New Mexico came next. It is very beautiful, a beautiful wilderness and not much else. You don’t see many towns in America like the old west but we passed through a lot of them in New Mexico. The people are very laid back, they don’t like city people and don’t mix with them, they call them ‘City Slickers’. City people on the other hand call them ‘Red Necks’. Style is about fifteen years behind the rest of the world. Here everybody is going around in baseball caps, T-shirts, jeans and boots. It’s like something out of the eighties. We drove around and took in some of the scenery. The highways are lovely, we saw lots of caves and overhanging rocks. We went to an animal reservation run by two Indian sisters, they kept Coyotes and Foxes. Then we moved on.
We got to Flagstaff in northern Arizona and saw the Grand Canyon. We arrived at dusk as the Sun was going down and it was all I had pictured it to be, only ten times bigger and ten times more beautiful, absolutely breathtaking. We stayed for two nights and then carried on to California.
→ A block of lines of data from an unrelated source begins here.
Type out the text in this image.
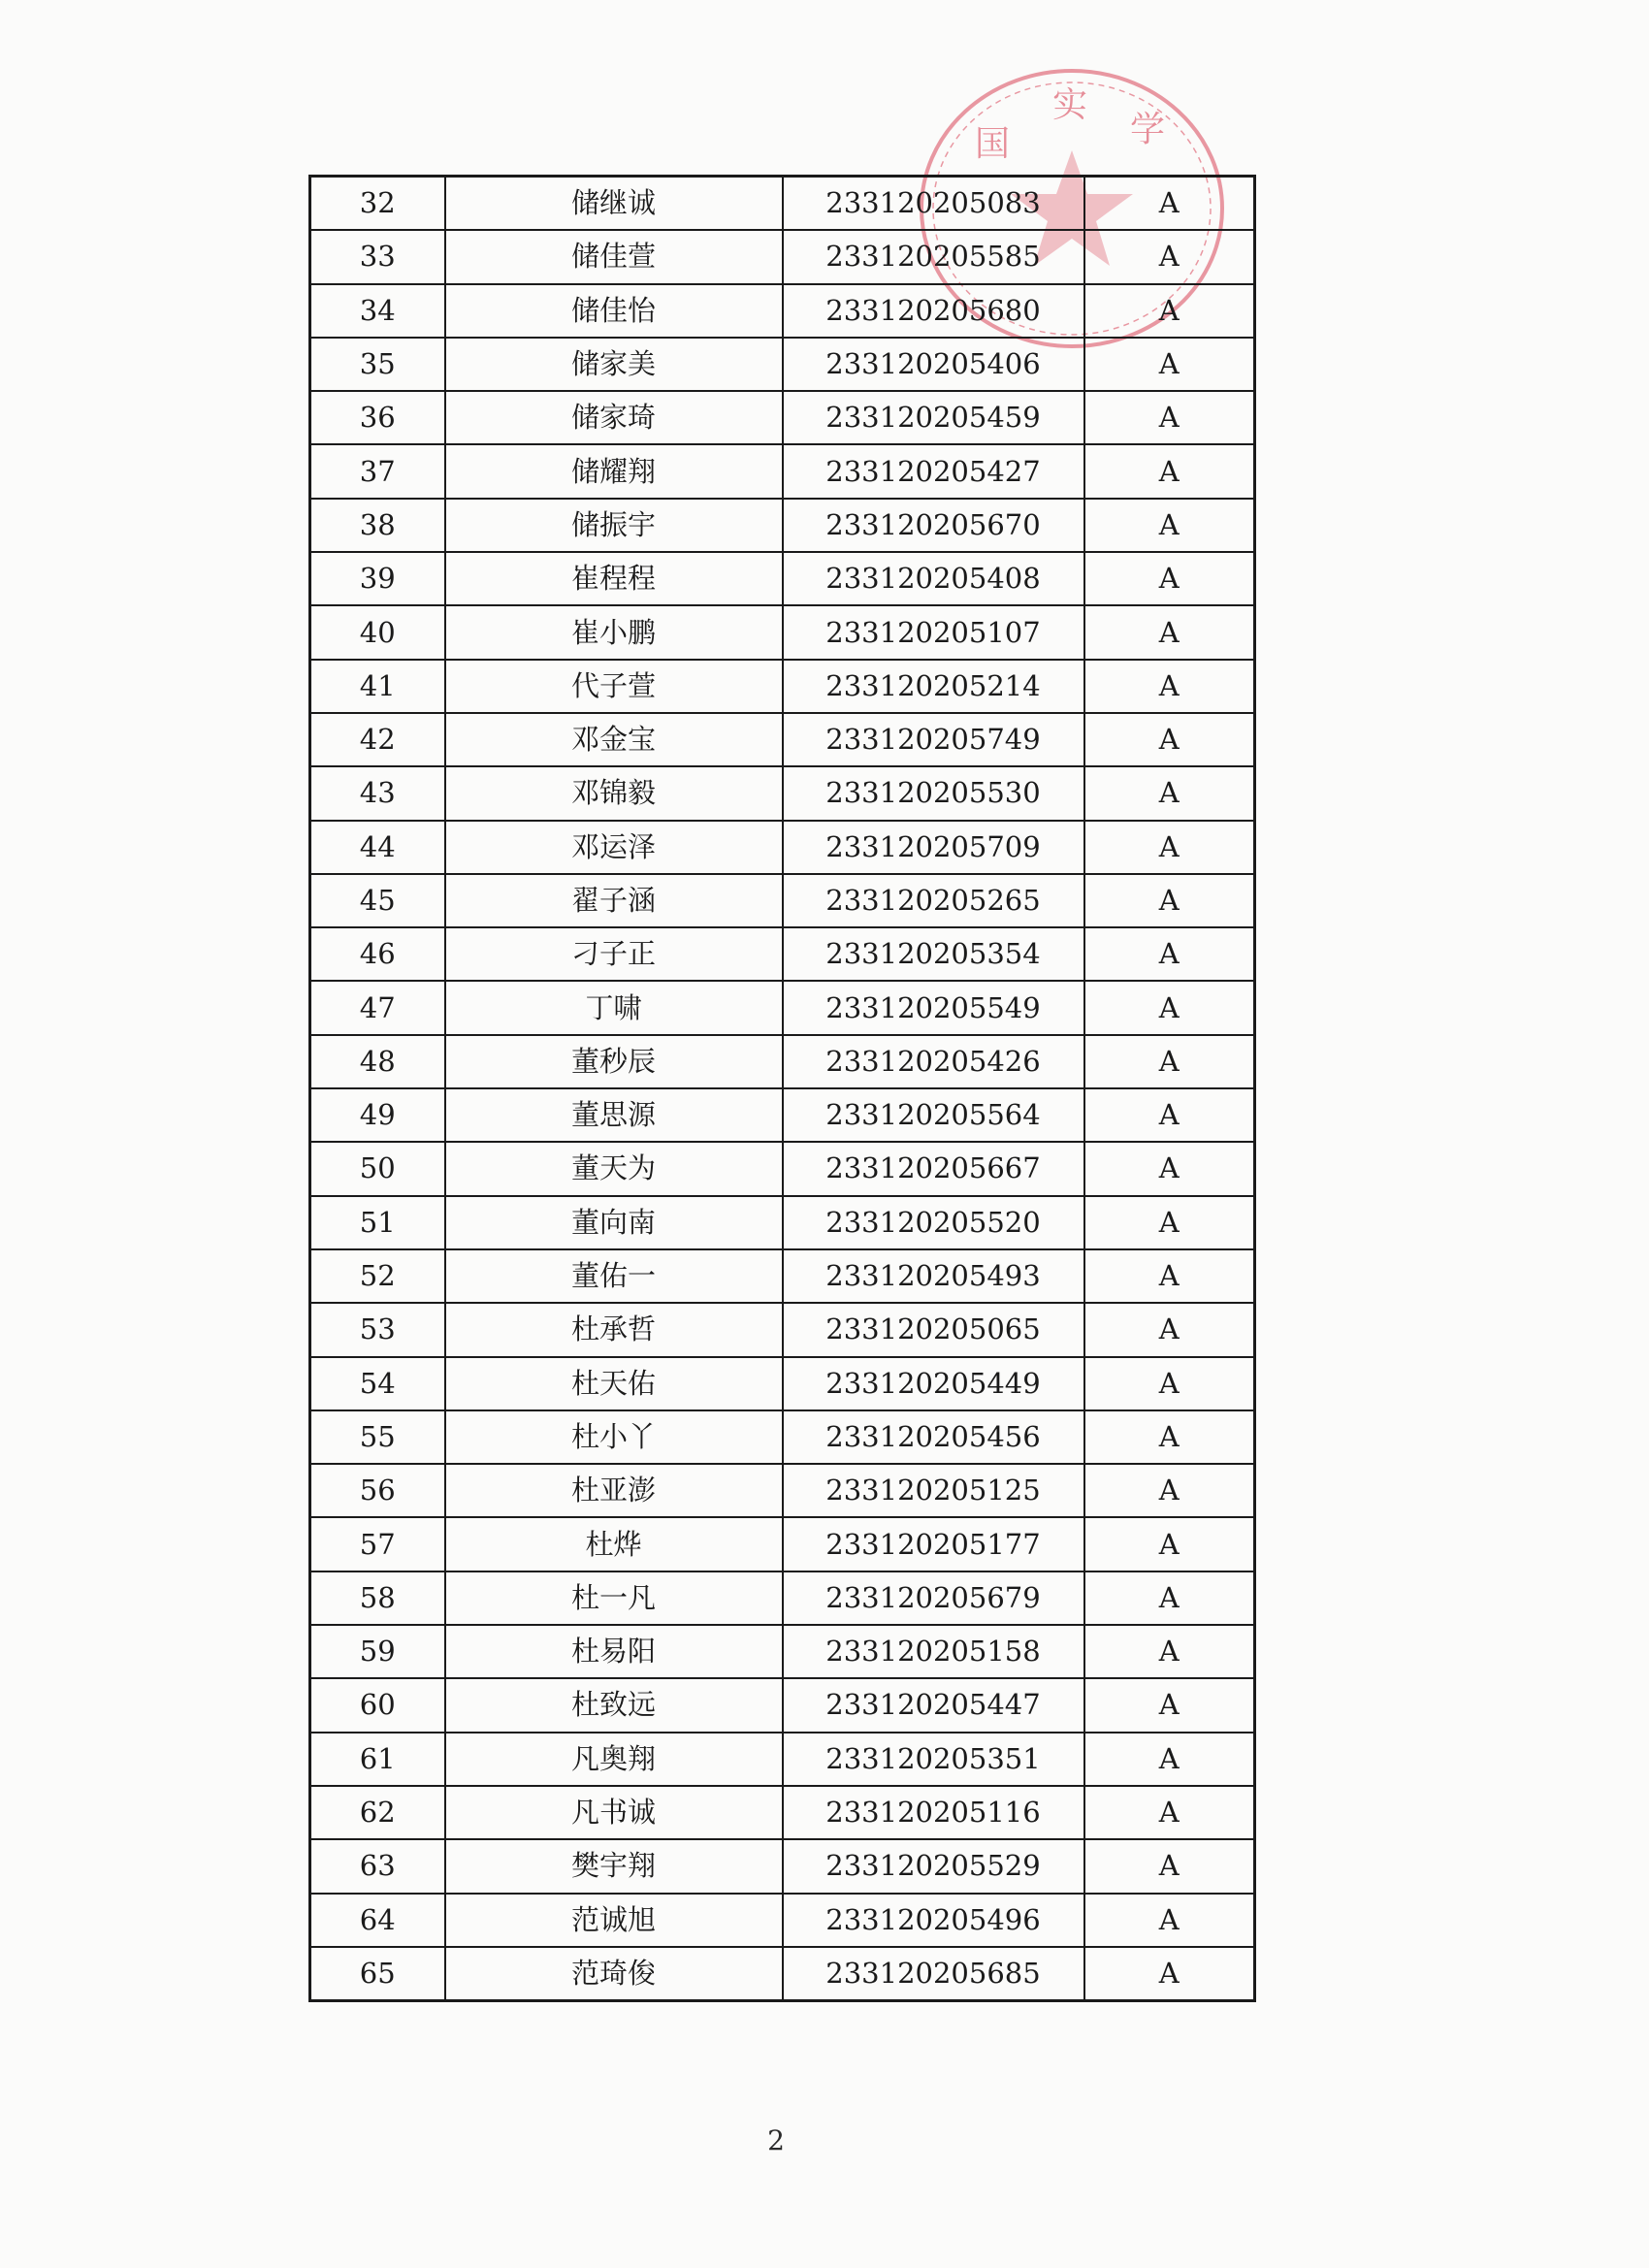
国
实
学
32	储继诚	233120205083	A
33	储佳萱	233120205585	A
34	储佳怡	233120205680	A
35	储家美	233120205406	A
36	储家琦	233120205459	A
37	储耀翔	233120205427	A
38	储振宇	233120205670	A
39	崔程程	233120205408	A
40	崔小鹏	233120205107	A
41	代子萱	233120205214	A
42	邓金宝	233120205749	A
43	邓锦毅	233120205530	A
44	邓运泽	233120205709	A
45	翟子涵	233120205265	A
46	刁子正	233120205354	A
47	丁啸	233120205549	A
48	董秒辰	233120205426	A
49	董思源	233120205564	A
50	董天为	233120205667	A
51	董向南	233120205520	A
52	董佑一	233120205493	A
53	杜承哲	233120205065	A
54	杜天佑	233120205449	A
55	杜小丫	233120205456	A
56	杜亚澎	233120205125	A
57	杜烨	233120205177	A
58	杜一凡	233120205679	A
59	杜易阳	233120205158	A
60	杜致远	233120205447	A
61	凡奥翔	233120205351	A
62	凡书诚	233120205116	A
63	樊宇翔	233120205529	A
64	范诚旭	233120205496	A
65	范琦俊	233120205685	A
2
We were down south and came up through Los Angeles, and we stayed at a place outside Hollywood called Half Moon Bay. There we met some American hippies and we hung around with them for two days. We explained we were going to San Francisco and they said “no, man it’s too fast”. They were all doing their own thing, which wasn’t very much, just letting life meander along, no stress. City life was not for them.
We got to San Francisco and stayed there for eight months. It’s a real young persons city. It’s got a great social scene, lots of bars, clubs, coffee shops, places steeped in history, so much to do. We rented a flat in Hayt Ashbury. That’s where the Hippie revolution started. That’s where Janis Joplin, Jimmy Hendrix, The Grateful Dead, and Charles Manson lived. We loved it. People have more time there, the atmosphere has a good effect on everyone. Funnily enough we didn’t meet many people from San Francisco, but we met people from Ireland, England, from all over America, from anywhere and everywhere, blow ins like ourselves, all there for the experience. For us it was the kindest place on Earth.